Fitch is supportive of the income tax rule change, which targets foreign owners of real estate.
 
Under those guidelines, foreign owners are no longer able to take advantage of capitals gains tax exemptions.
 
“The income tax rule change in particular should reduce housing demand from foreigners. In Vancouver, this will reinforce the effects of the 15% tax on foreign home purchases put in place by the British Columbia government in August,” Fitch said. “Data from the Real Estate Board of Greater Vancouver indicate that average sale prices of detached houses have already dropped by roughly 16%, led by higher priced properties.”
 
The agency also argued the new guidelines for insured mortgage portfolios could impact non-insured underwriting.

“While insured mortgage loans are prohibited from securing this subsector of the covered bond market, changes to insured mortgage loan underwriting requirements could influence non-insured mortgage loan underwriting requirements. Any tightening of non-insured mortgage loan underwriting requirements would further help to cool the housing market and also help to address the concern of heightened borrower leverage.
 
  • Jeff L. on 2016-10-12 3:13:37 PM

    The issue is that these rules should have been targeted specifically at the Toronto and Vancouver, and not on a National level. I have said it before, but Canada is too big of a country, with too many unique markets for nationally based mortgage regulations to make sense. The same goes for central bank regulations. Compare Toronto to, let's say Windsor, or let's say even the very stable market of Ottawa.... it makes no sense for any of these three markets to be lumped in together as one.

  • Kris Kooblall on 2016-10-13 5:10:52 AM

    Canada's Housing Crisis

    The recent changes by the Federal Government of Canada in the housing and mortgage industries appear very positive and its impact overall on the housing crisis here in Toronto especially will be borne out over time.

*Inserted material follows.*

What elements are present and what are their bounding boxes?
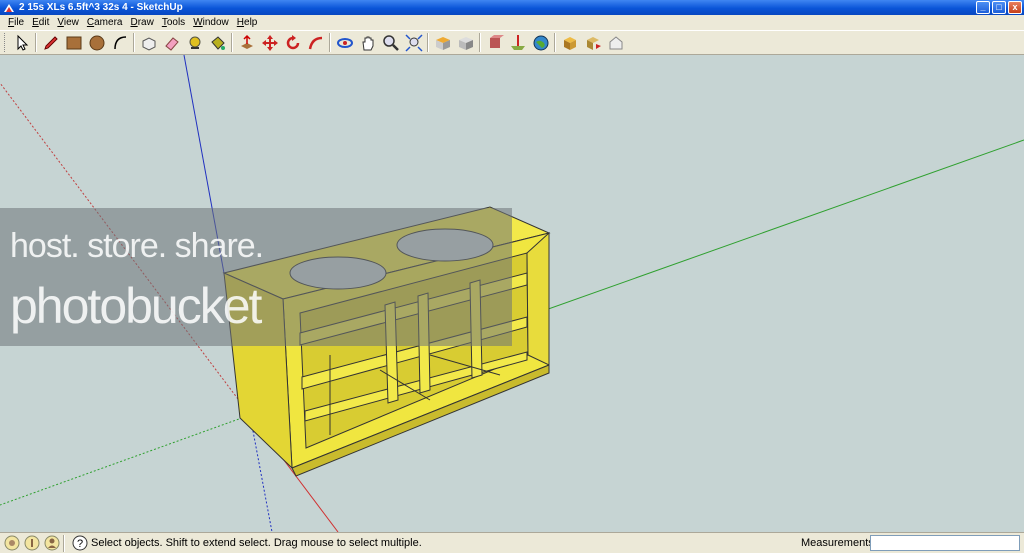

    There are simply no plausible explanations from the city of Toronto and the province of Ontario as to why they are opposed to introducing a 15% tax on foreigners purchasing real estate here in Toronto when the evidence is simply overwhelming and the urgent call for the introduction of this tax against foreigners have come from many distinguished quarters.

    The results, if any, are sluggishly making their way into the Toronto residential real estate housing market.

    Yet a drive around the city reveals the urgent need to have the taxes against foreigners introduced here in Toronto.

  • YYC-Mortgage on 2016-10-13 10:05:13 AM

    @Jeff L. Agree 100%

  • Yourfriend on 2016-10-14 11:43:49 AM

    It is indeed needed countrywide. Canadians have an incredibly high debt to incom ratio of $1.68. It's the result of the central bank's decision to fuel even more borrowing when oil crashed resulting in virtual stagnation. Refusal to take our medicine then will result in a far more bitter pill in the near future I'm afraid. Curtailing lending nationwide is a necessary step to ease the imminent swallowing of that pill.